Following a similar pattern, containers with crafted names could also be allowed to mount sensitive paths on the underlying host without triggering a Falco alert. Here’s the prior rule:
- rule: Launch Sensitive Mount Container
desc: >
Detect the initial process started by a container that has a mount from a sensitive host directory
(i.e. /proc). Exceptions are made for known trusted images.
condition: >
container_started and container # Macros that identify this event as a newly started container
and sensitive_mount # Has a mount path like /, /etc, /var/run/docker.sock, etc
and not falco_sensitive_mount_containers # A list of allowed containers for Falco-owned images
and not user_sensitive_mount_containers # A list for users to place their allow-list
output: Container with sensitive mount started (user=%user.name command=%proc.cmdline %container.info image=%container.image.repository:%container.image.tag mounts=%container.mounts)
priority: INFO
tags: [container, cis, mitre_lateral_movement]
The sensitive_mount macro lists the most critical paths to be aware of in a containerized environment:
- macro: sensitive_mount
condition: (container.mount.dest[/proc*] != "N/A" or
container.mount.dest[/var/run/docker.sock] != "N/A" or
container.mount.dest[/var/run/crio/crio.sock] != "N/A" or
container.mount.dest[/var/lib/kubelet] != "N/A" or
container.mount.dest[/var/lib/kubelet/pki] != "N/A" or
container.mount.dest[/] != "N/A" or
container.mount.dest[/home/admin] != "N/A" or
container.mount.dest[/etc] != "N/A" or
container.mount.dest[/etc/kubernetes] != "N/A" or
container.mount.dest[/etc/kubernetes/manifests] != "N/A" or
container.mount.dest[/root*] != "N/A")
Here’s the previous falco_sensitive_mount_containers macro that allows the same image name-based bypass:
- macro: falco_sensitive_mount_containers
condition: (user_trusted_containers or
container.image.repository in (trusted_images) or
container.image.repository in (falco_sensitive_mount_images) or
container.image.repository startswith quay.io/sysdig)

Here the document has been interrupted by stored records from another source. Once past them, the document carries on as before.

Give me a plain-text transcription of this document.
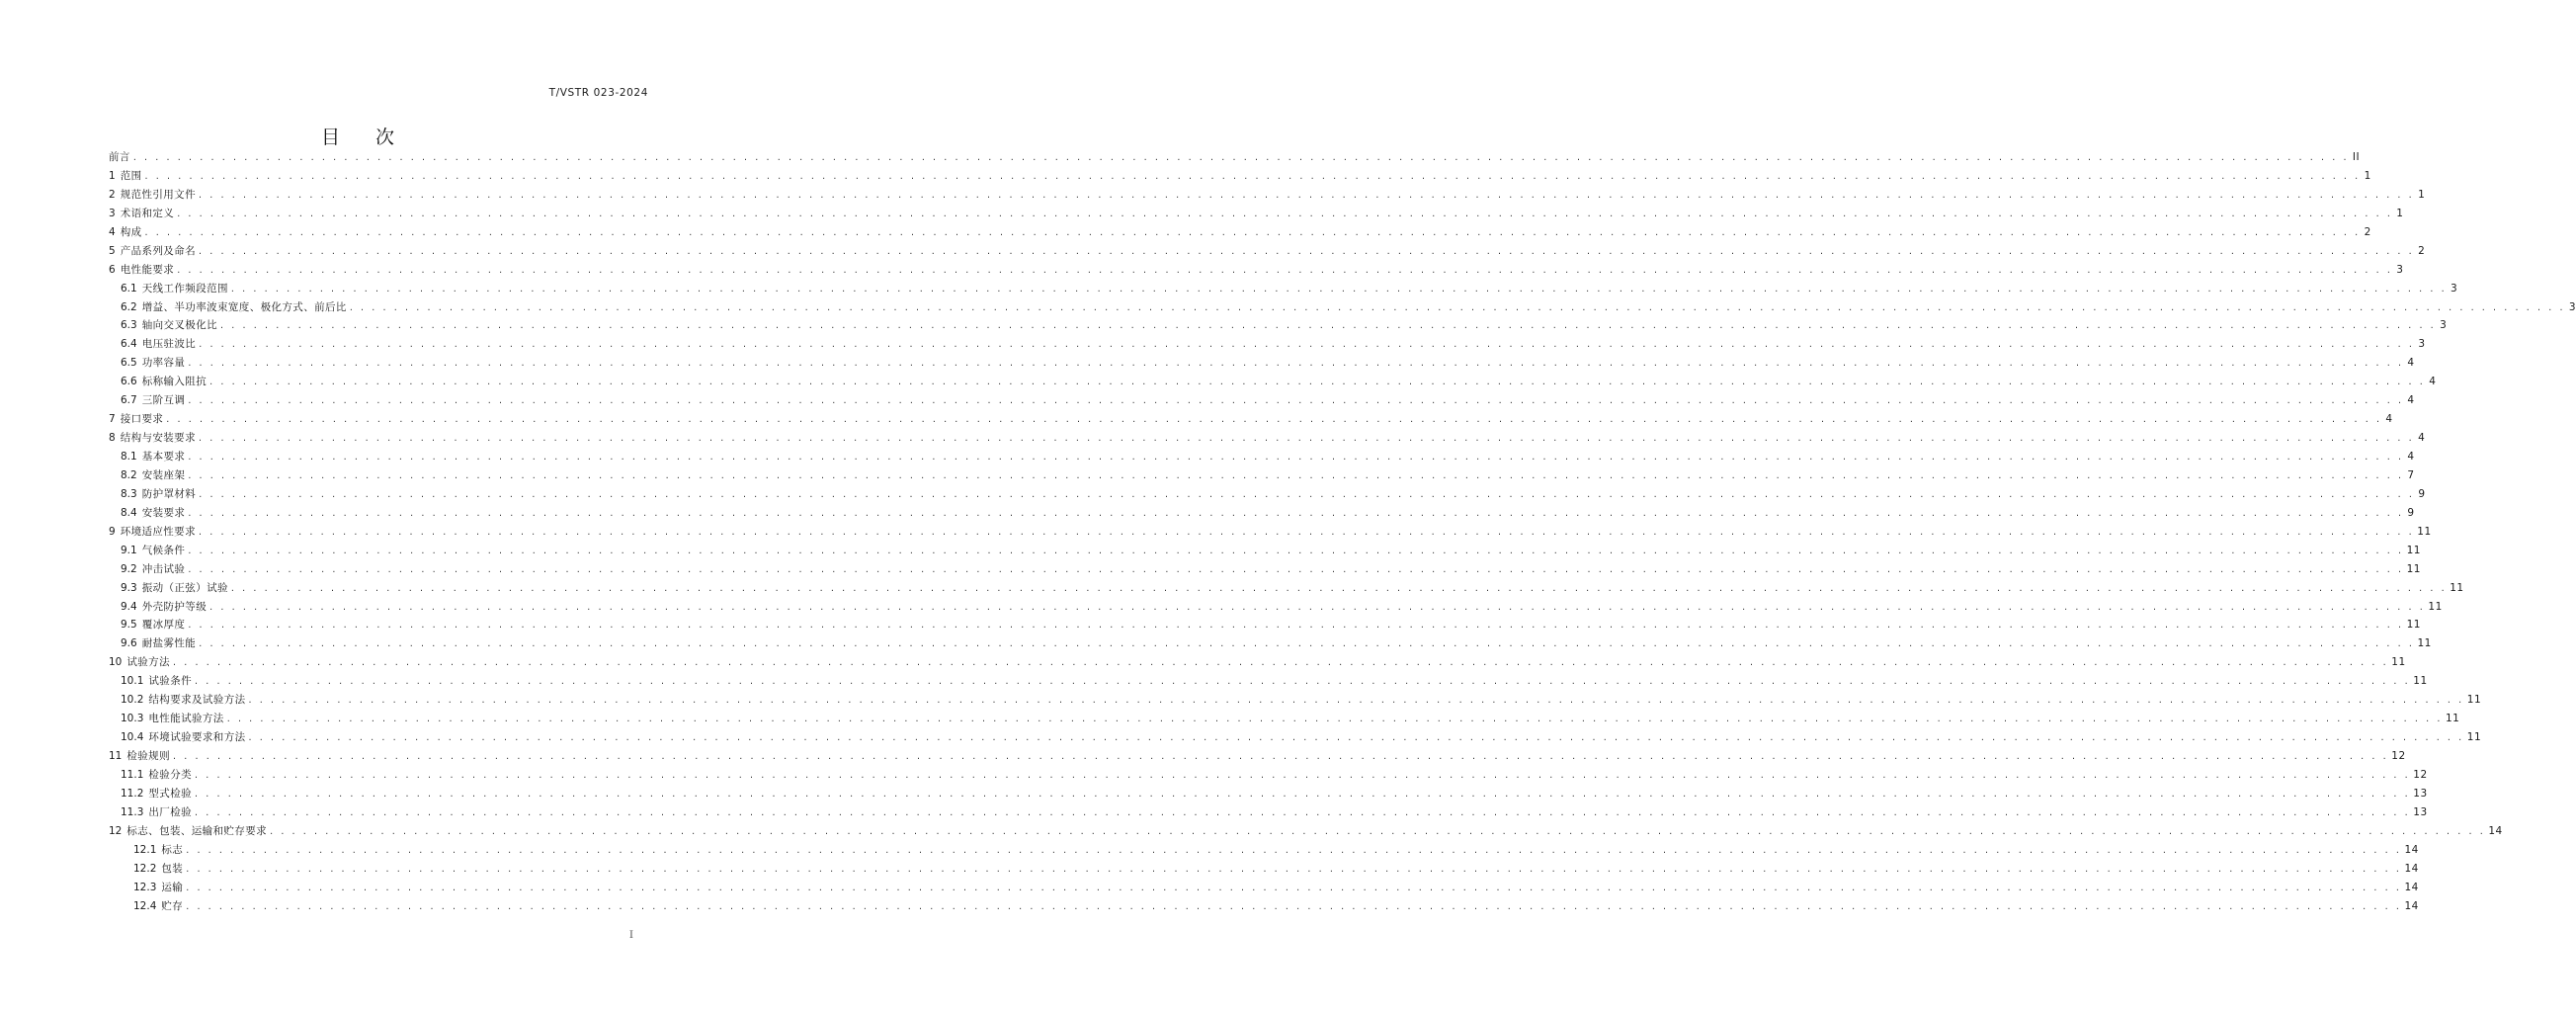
T/VSTR 023-2024
目次
前言 . . . . . . . . . . . . . . . . . . . . . . . . . . . . . . . . . . . . . . . . . . . . . . . . . . . . . . . . . . . . . . . . . . . . . . . . . . . . . . . . . . . . . . . . . . . . . . . . . . . . . . . . . . . . . . . . . . . . . . . . . . . . . . . . . . . . . . . . . . . . . . . . . . . . . . . . . . . . . . . . . . . . . . . . . . . . . . . . . . . . . . . . . . . . . . . . . . . . . . . . II
1 范围 . . . . . . . . . . . . . . . . . . . . . . . . . . . . . . . . . . . . . . . . . . . . . . . . . . . . . . . . . . . . . . . . . . . . . . . . . . . . . . . . . . . . . . . . . . . . . . . . . . . . . . . . . . . . . . . . . . . . . . . . . . . . . . . . . . . . . . . . . . . . . . . . . . . . . . . . . . . . . . . . . . . . . . . . . . . . . . . . . . . . . . . . . . . . . . . . . . . . . . . . 1
2 规范性引用文件 . . . . . . . . . . . . . . . . . . . . . . . . . . . . . . . . . . . . . . . . . . . . . . . . . . . . . . . . . . . . . . . . . . . . . . . . . . . . . . . . . . . . . . . . . . . . . . . . . . . . . . . . . . . . . . . . . . . . . . . . . . . . . . . . . . . . . . . . . . . . . . . . . . . . . . . . . . . . . . . . . . . . . . . . . . . . . . . . . . . . . . . . . . . . . . . . . . . . . . . . 1
3 术语和定义 . . . . . . . . . . . . . . . . . . . . . . . . . . . . . . . . . . . . . . . . . . . . . . . . . . . . . . . . . . . . . . . . . . . . . . . . . . . . . . . . . . . . . . . . . . . . . . . . . . . . . . . . . . . . . . . . . . . . . . . . . . . . . . . . . . . . . . . . . . . . . . . . . . . . . . . . . . . . . . . . . . . . . . . . . . . . . . . . . . . . . . . . . . . . . . . . . . . . . . . . 1
4 构成 . . . . . . . . . . . . . . . . . . . . . . . . . . . . . . . . . . . . . . . . . . . . . . . . . . . . . . . . . . . . . . . . . . . . . . . . . . . . . . . . . . . . . . . . . . . . . . . . . . . . . . . . . . . . . . . . . . . . . . . . . . . . . . . . . . . . . . . . . . . . . . . . . . . . . . . . . . . . . . . . . . . . . . . . . . . . . . . . . . . . . . . . . . . . . . . . . . . . . . . . 2
5 产品系列及命名 . . . . . . . . . . . . . . . . . . . . . . . . . . . . . . . . . . . . . . . . . . . . . . . . . . . . . . . . . . . . . . . . . . . . . . . . . . . . . . . . . . . . . . . . . . . . . . . . . . . . . . . . . . . . . . . . . . . . . . . . . . . . . . . . . . . . . . . . . . . . . . . . . . . . . . . . . . . . . . . . . . . . . . . . . . . . . . . . . . . . . . . . . . . . . . . . . . . . . . . . 2
6 电性能要求 . . . . . . . . . . . . . . . . . . . . . . . . . . . . . . . . . . . . . . . . . . . . . . . . . . . . . . . . . . . . . . . . . . . . . . . . . . . . . . . . . . . . . . . . . . . . . . . . . . . . . . . . . . . . . . . . . . . . . . . . . . . . . . . . . . . . . . . . . . . . . . . . . . . . . . . . . . . . . . . . . . . . . . . . . . . . . . . . . . . . . . . . . . . . . . . . . . . . . . . . 3
6.1 天线工作频段范围 . . . . . . . . . . . . . . . . . . . . . . . . . . . . . . . . . . . . . . . . . . . . . . . . . . . . . . . . . . . . . . . . . . . . . . . . . . . . . . . . . . . . . . . . . . . . . . . . . . . . . . . . . . . . . . . . . . . . . . . . . . . . . . . . . . . . . . . . . . . . . . . . . . . . . . . . . . . . . . . . . . . . . . . . . . . . . . . . . . . . . . . . . . . . . . . . . . . . . . . . 3
6.2 增益、半功率波束宽度、极化方式、前后比 . . . . . . . . . . . . . . . . . . . . . . . . . . . . . . . . . . . . . . . . . . . . . . . . . . . . . . . . . . . . . . . . . . . . . . . . . . . . . . . . . . . . . . . . . . . . . . . . . . . . . . . . . . . . . . . . . . . . . . . . . . . . . . . . . . . . . . . . . . . . . . . . . . . . . . . . . . . . . . . . . . . . . . . . . . . . . . . . . . . . . . . . . . . . . . . . . . . . . . . . 3
6.3 轴向交叉极化比 . . . . . . . . . . . . . . . . . . . . . . . . . . . . . . . . . . . . . . . . . . . . . . . . . . . . . . . . . . . . . . . . . . . . . . . . . . . . . . . . . . . . . . . . . . . . . . . . . . . . . . . . . . . . . . . . . . . . . . . . . . . . . . . . . . . . . . . . . . . . . . . . . . . . . . . . . . . . . . . . . . . . . . . . . . . . . . . . . . . . . . . . . . . . . . . . . . . . . . . . 3
6.4 电压驻波比 . . . . . . . . . . . . . . . . . . . . . . . . . . . . . . . . . . . . . . . . . . . . . . . . . . . . . . . . . . . . . . . . . . . . . . . . . . . . . . . . . . . . . . . . . . . . . . . . . . . . . . . . . . . . . . . . . . . . . . . . . . . . . . . . . . . . . . . . . . . . . . . . . . . . . . . . . . . . . . . . . . . . . . . . . . . . . . . . . . . . . . . . . . . . . . . . . . . . . . . . 3
6.5 功率容量 . . . . . . . . . . . . . . . . . . . . . . . . . . . . . . . . . . . . . . . . . . . . . . . . . . . . . . . . . . . . . . . . . . . . . . . . . . . . . . . . . . . . . . . . . . . . . . . . . . . . . . . . . . . . . . . . . . . . . . . . . . . . . . . . . . . . . . . . . . . . . . . . . . . . . . . . . . . . . . . . . . . . . . . . . . . . . . . . . . . . . . . . . . . . . . . . . . . . . . . . 4
6.6 标称输入阻抗 . . . . . . . . . . . . . . . . . . . . . . . . . . . . . . . . . . . . . . . . . . . . . . . . . . . . . . . . . . . . . . . . . . . . . . . . . . . . . . . . . . . . . . . . . . . . . . . . . . . . . . . . . . . . . . . . . . . . . . . . . . . . . . . . . . . . . . . . . . . . . . . . . . . . . . . . . . . . . . . . . . . . . . . . . . . . . . . . . . . . . . . . . . . . . . . . . . . . . . . . 4
6.7 三阶互调 . . . . . . . . . . . . . . . . . . . . . . . . . . . . . . . . . . . . . . . . . . . . . . . . . . . . . . . . . . . . . . . . . . . . . . . . . . . . . . . . . . . . . . . . . . . . . . . . . . . . . . . . . . . . . . . . . . . . . . . . . . . . . . . . . . . . . . . . . . . . . . . . . . . . . . . . . . . . . . . . . . . . . . . . . . . . . . . . . . . . . . . . . . . . . . . . . . . . . . . . 4
7 接口要求 . . . . . . . . . . . . . . . . . . . . . . . . . . . . . . . . . . . . . . . . . . . . . . . . . . . . . . . . . . . . . . . . . . . . . . . . . . . . . . . . . . . . . . . . . . . . . . . . . . . . . . . . . . . . . . . . . . . . . . . . . . . . . . . . . . . . . . . . . . . . . . . . . . . . . . . . . . . . . . . . . . . . . . . . . . . . . . . . . . . . . . . . . . . . . . . . . . . . . . . . 4
8 结构与安装要求 . . . . . . . . . . . . . . . . . . . . . . . . . . . . . . . . . . . . . . . . . . . . . . . . . . . . . . . . . . . . . . . . . . . . . . . . . . . . . . . . . . . . . . . . . . . . . . . . . . . . . . . . . . . . . . . . . . . . . . . . . . . . . . . . . . . . . . . . . . . . . . . . . . . . . . . . . . . . . . . . . . . . . . . . . . . . . . . . . . . . . . . . . . . . . . . . . . . . . . . . 4
8.1 基本要求 . . . . . . . . . . . . . . . . . . . . . . . . . . . . . . . . . . . . . . . . . . . . . . . . . . . . . . . . . . . . . . . . . . . . . . . . . . . . . . . . . . . . . . . . . . . . . . . . . . . . . . . . . . . . . . . . . . . . . . . . . . . . . . . . . . . . . . . . . . . . . . . . . . . . . . . . . . . . . . . . . . . . . . . . . . . . . . . . . . . . . . . . . . . . . . . . . . . . . . . . 4
8.2 安装座架 . . . . . . . . . . . . . . . . . . . . . . . . . . . . . . . . . . . . . . . . . . . . . . . . . . . . . . . . . . . . . . . . . . . . . . . . . . . . . . . . . . . . . . . . . . . . . . . . . . . . . . . . . . . . . . . . . . . . . . . . . . . . . . . . . . . . . . . . . . . . . . . . . . . . . . . . . . . . . . . . . . . . . . . . . . . . . . . . . . . . . . . . . . . . . . . . . . . . . . . . 7
8.3 防护罩材料 . . . . . . . . . . . . . . . . . . . . . . . . . . . . . . . . . . . . . . . . . . . . . . . . . . . . . . . . . . . . . . . . . . . . . . . . . . . . . . . . . . . . . . . . . . . . . . . . . . . . . . . . . . . . . . . . . . . . . . . . . . . . . . . . . . . . . . . . . . . . . . . . . . . . . . . . . . . . . . . . . . . . . . . . . . . . . . . . . . . . . . . . . . . . . . . . . . . . . . . . 9
8.4 安装要求 . . . . . . . . . . . . . . . . . . . . . . . . . . . . . . . . . . . . . . . . . . . . . . . . . . . . . . . . . . . . . . . . . . . . . . . . . . . . . . . . . . . . . . . . . . . . . . . . . . . . . . . . . . . . . . . . . . . . . . . . . . . . . . . . . . . . . . . . . . . . . . . . . . . . . . . . . . . . . . . . . . . . . . . . . . . . . . . . . . . . . . . . . . . . . . . . . . . . . . . . 9
9 环境适应性要求 . . . . . . . . . . . . . . . . . . . . . . . . . . . . . . . . . . . . . . . . . . . . . . . . . . . . . . . . . . . . . . . . . . . . . . . . . . . . . . . . . . . . . . . . . . . . . . . . . . . . . . . . . . . . . . . . . . . . . . . . . . . . . . . . . . . . . . . . . . . . . . . . . . . . . . . . . . . . . . . . . . . . . . . . . . . . . . . . . . . . . . . . . . . . . . . . . . . . . . . . 11
9.1 气候条件 . . . . . . . . . . . . . . . . . . . . . . . . . . . . . . . . . . . . . . . . . . . . . . . . . . . . . . . . . . . . . . . . . . . . . . . . . . . . . . . . . . . . . . . . . . . . . . . . . . . . . . . . . . . . . . . . . . . . . . . . . . . . . . . . . . . . . . . . . . . . . . . . . . . . . . . . . . . . . . . . . . . . . . . . . . . . . . . . . . . . . . . . . . . . . . . . . . . . . . . . 11
9.2 冲击试验 . . . . . . . . . . . . . . . . . . . . . . . . . . . . . . . . . . . . . . . . . . . . . . . . . . . . . . . . . . . . . . . . . . . . . . . . . . . . . . . . . . . . . . . . . . . . . . . . . . . . . . . . . . . . . . . . . . . . . . . . . . . . . . . . . . . . . . . . . . . . . . . . . . . . . . . . . . . . . . . . . . . . . . . . . . . . . . . . . . . . . . . . . . . . . . . . . . . . . . . . 11
9.3 振动（正弦）试验 . . . . . . . . . . . . . . . . . . . . . . . . . . . . . . . . . . . . . . . . . . . . . . . . . . . . . . . . . . . . . . . . . . . . . . . . . . . . . . . . . . . . . . . . . . . . . . . . . . . . . . . . . . . . . . . . . . . . . . . . . . . . . . . . . . . . . . . . . . . . . . . . . . . . . . . . . . . . . . . . . . . . . . . . . . . . . . . . . . . . . . . . . . . . . . . . . . . . . . . . 11
9.4 外壳防护等级 . . . . . . . . . . . . . . . . . . . . . . . . . . . . . . . . . . . . . . . . . . . . . . . . . . . . . . . . . . . . . . . . . . . . . . . . . . . . . . . . . . . . . . . . . . . . . . . . . . . . . . . . . . . . . . . . . . . . . . . . . . . . . . . . . . . . . . . . . . . . . . . . . . . . . . . . . . . . . . . . . . . . . . . . . . . . . . . . . . . . . . . . . . . . . . . . . . . . . . . . 11
9.5 覆冰厚度 . . . . . . . . . . . . . . . . . . . . . . . . . . . . . . . . . . . . . . . . . . . . . . . . . . . . . . . . . . . . . . . . . . . . . . . . . . . . . . . . . . . . . . . . . . . . . . . . . . . . . . . . . . . . . . . . . . . . . . . . . . . . . . . . . . . . . . . . . . . . . . . . . . . . . . . . . . . . . . . . . . . . . . . . . . . . . . . . . . . . . . . . . . . . . . . . . . . . . . . . 11
9.6 耐盐雾性能 . . . . . . . . . . . . . . . . . . . . . . . . . . . . . . . . . . . . . . . . . . . . . . . . . . . . . . . . . . . . . . . . . . . . . . . . . . . . . . . . . . . . . . . . . . . . . . . . . . . . . . . . . . . . . . . . . . . . . . . . . . . . . . . . . . . . . . . . . . . . . . . . . . . . . . . . . . . . . . . . . . . . . . . . . . . . . . . . . . . . . . . . . . . . . . . . . . . . . . . . 11
10 试验方法 . . . . . . . . . . . . . . . . . . . . . . . . . . . . . . . . . . . . . . . . . . . . . . . . . . . . . . . . . . . . . . . . . . . . . . . . . . . . . . . . . . . . . . . . . . . . . . . . . . . . . . . . . . . . . . . . . . . . . . . . . . . . . . . . . . . . . . . . . . . . . . . . . . . . . . . . . . . . . . . . . . . . . . . . . . . . . . . . . . . . . . . . . . . . . . . . . . . . . . . . 11
10.1 试验条件 . . . . . . . . . . . . . . . . . . . . . . . . . . . . . . . . . . . . . . . . . . . . . . . . . . . . . . . . . . . . . . . . . . . . . . . . . . . . . . . . . . . . . . . . . . . . . . . . . . . . . . . . . . . . . . . . . . . . . . . . . . . . . . . . . . . . . . . . . . . . . . . . . . . . . . . . . . . . . . . . . . . . . . . . . . . . . . . . . . . . . . . . . . . . . . . . . . . . . . . . 11
10.2 结构要求及试验方法 . . . . . . . . . . . . . . . . . . . . . . . . . . . . . . . . . . . . . . . . . . . . . . . . . . . . . . . . . . . . . . . . . . . . . . . . . . . . . . . . . . . . . . . . . . . . . . . . . . . . . . . . . . . . . . . . . . . . . . . . . . . . . . . . . . . . . . . . . . . . . . . . . . . . . . . . . . . . . . . . . . . . . . . . . . . . . . . . . . . . . . . . . . . . . . . . . . . . . . . . 11
10.3 电性能试验方法 . . . . . . . . . . . . . . . . . . . . . . . . . . . . . . . . . . . . . . . . . . . . . . . . . . . . . . . . . . . . . . . . . . . . . . . . . . . . . . . . . . . . . . . . . . . . . . . . . . . . . . . . . . . . . . . . . . . . . . . . . . . . . . . . . . . . . . . . . . . . . . . . . . . . . . . . . . . . . . . . . . . . . . . . . . . . . . . . . . . . . . . . . . . . . . . . . . . . . . . . 11
10.4 环境试验要求和方法 . . . . . . . . . . . . . . . . . . . . . . . . . . . . . . . . . . . . . . . . . . . . . . . . . . . . . . . . . . . . . . . . . . . . . . . . . . . . . . . . . . . . . . . . . . . . . . . . . . . . . . . . . . . . . . . . . . . . . . . . . . . . . . . . . . . . . . . . . . . . . . . . . . . . . . . . . . . . . . . . . . . . . . . . . . . . . . . . . . . . . . . . . . . . . . . . . . . . . . . . 11
11 检验规则 . . . . . . . . . . . . . . . . . . . . . . . . . . . . . . . . . . . . . . . . . . . . . . . . . . . . . . . . . . . . . . . . . . . . . . . . . . . . . . . . . . . . . . . . . . . . . . . . . . . . . . . . . . . . . . . . . . . . . . . . . . . . . . . . . . . . . . . . . . . . . . . . . . . . . . . . . . . . . . . . . . . . . . . . . . . . . . . . . . . . . . . . . . . . . . . . . . . . . . . . 12
11.1 检验分类 . . . . . . . . . . . . . . . . . . . . . . . . . . . . . . . . . . . . . . . . . . . . . . . . . . . . . . . . . . . . . . . . . . . . . . . . . . . . . . . . . . . . . . . . . . . . . . . . . . . . . . . . . . . . . . . . . . . . . . . . . . . . . . . . . . . . . . . . . . . . . . . . . . . . . . . . . . . . . . . . . . . . . . . . . . . . . . . . . . . . . . . . . . . . . . . . . . . . . . . . 12
11.2 型式检验 . . . . . . . . . . . . . . . . . . . . . . . . . . . . . . . . . . . . . . . . . . . . . . . . . . . . . . . . . . . . . . . . . . . . . . . . . . . . . . . . . . . . . . . . . . . . . . . . . . . . . . . . . . . . . . . . . . . . . . . . . . . . . . . . . . . . . . . . . . . . . . . . . . . . . . . . . . . . . . . . . . . . . . . . . . . . . . . . . . . . . . . . . . . . . . . . . . . . . . . . 13
11.3 出厂检验 . . . . . . . . . . . . . . . . . . . . . . . . . . . . . . . . . . . . . . . . . . . . . . . . . . . . . . . . . . . . . . . . . . . . . . . . . . . . . . . . . . . . . . . . . . . . . . . . . . . . . . . . . . . . . . . . . . . . . . . . . . . . . . . . . . . . . . . . . . . . . . . . . . . . . . . . . . . . . . . . . . . . . . . . . . . . . . . . . . . . . . . . . . . . . . . . . . . . . . . . 13
12 标志、包装、运输和贮存要求 . . . . . . . . . . . . . . . . . . . . . . . . . . . . . . . . . . . . . . . . . . . . . . . . . . . . . . . . . . . . . . . . . . . . . . . . . . . . . . . . . . . . . . . . . . . . . . . . . . . . . . . . . . . . . . . . . . . . . . . . . . . . . . . . . . . . . . . . . . . . . . . . . . . . . . . . . . . . . . . . . . . . . . . . . . . . . . . . . . . . . . . . . . . . . . . . . . . . . . . . 14
12.1 标志 . . . . . . . . . . . . . . . . . . . . . . . . . . . . . . . . . . . . . . . . . . . . . . . . . . . . . . . . . . . . . . . . . . . . . . . . . . . . . . . . . . . . . . . . . . . . . . . . . . . . . . . . . . . . . . . . . . . . . . . . . . . . . . . . . . . . . . . . . . . . . . . . . . . . . . . . . . . . . . . . . . . . . . . . . . . . . . . . . . . . . . . . . . . . . . . . . . . . . . . . 14
12.2 包装 . . . . . . . . . . . . . . . . . . . . . . . . . . . . . . . . . . . . . . . . . . . . . . . . . . . . . . . . . . . . . . . . . . . . . . . . . . . . . . . . . . . . . . . . . . . . . . . . . . . . . . . . . . . . . . . . . . . . . . . . . . . . . . . . . . . . . . . . . . . . . . . . . . . . . . . . . . . . . . . . . . . . . . . . . . . . . . . . . . . . . . . . . . . . . . . . . . . . . . . . 14
12.3 运输 . . . . . . . . . . . . . . . . . . . . . . . . . . . . . . . . . . . . . . . . . . . . . . . . . . . . . . . . . . . . . . . . . . . . . . . . . . . . . . . . . . . . . . . . . . . . . . . . . . . . . . . . . . . . . . . . . . . . . . . . . . . . . . . . . . . . . . . . . . . . . . . . . . . . . . . . . . . . . . . . . . . . . . . . . . . . . . . . . . . . . . . . . . . . . . . . . . . . . . . . 14
12.4 贮存 . . . . . . . . . . . . . . . . . . . . . . . . . . . . . . . . . . . . . . . . . . . . . . . . . . . . . . . . . . . . . . . . . . . . . . . . . . . . . . . . . . . . . . . . . . . . . . . . . . . . . . . . . . . . . . . . . . . . . . . . . . . . . . . . . . . . . . . . . . . . . . . . . . . . . . . . . . . . . . . . . . . . . . . . . . . . . . . . . . . . . . . . . . . . . . . . . . . . . . . . 14
I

And the newest version includes the trailing / like so:
- macro: falco_sensitive_mount_containers
condition: (user_trusted_containers or
container.image.repository in (trusted_images) or
container.image.repository in (falco_sensitive_mount_images) or
container.image.repository startswith quay.io/sysdig/)
If an attacker or malicious developer has the RBAC permissions to launch a pod and the cluster does not have Admission Control implemented to prevent arbitrary images from running in a cluster running Falco with unmodified rules, they could create a carefully named image repository, push an image of their choosing there, and run it inside the cluster without Falco generating an alert.
It’s important to understand that there is no vulnerability in Falco’s “engine” here. It’s a sneaky logic bug in the declaration of two default rules/macros that allow undesired image paths to also match. Upgrading Falco’s agent (although recommended for other reasons) isn’t required to address this issue. Instead, an update to the latest falco_rules.yaml is the relatively painless solution.
After upgrading your rules, check out the Falco Community repo and get involved. Thanks to the Falco team for all the hard work making such a useful piece of software, for making the responsible disclosure process straightforward to follow, and for the quick turn-around on the updated rules.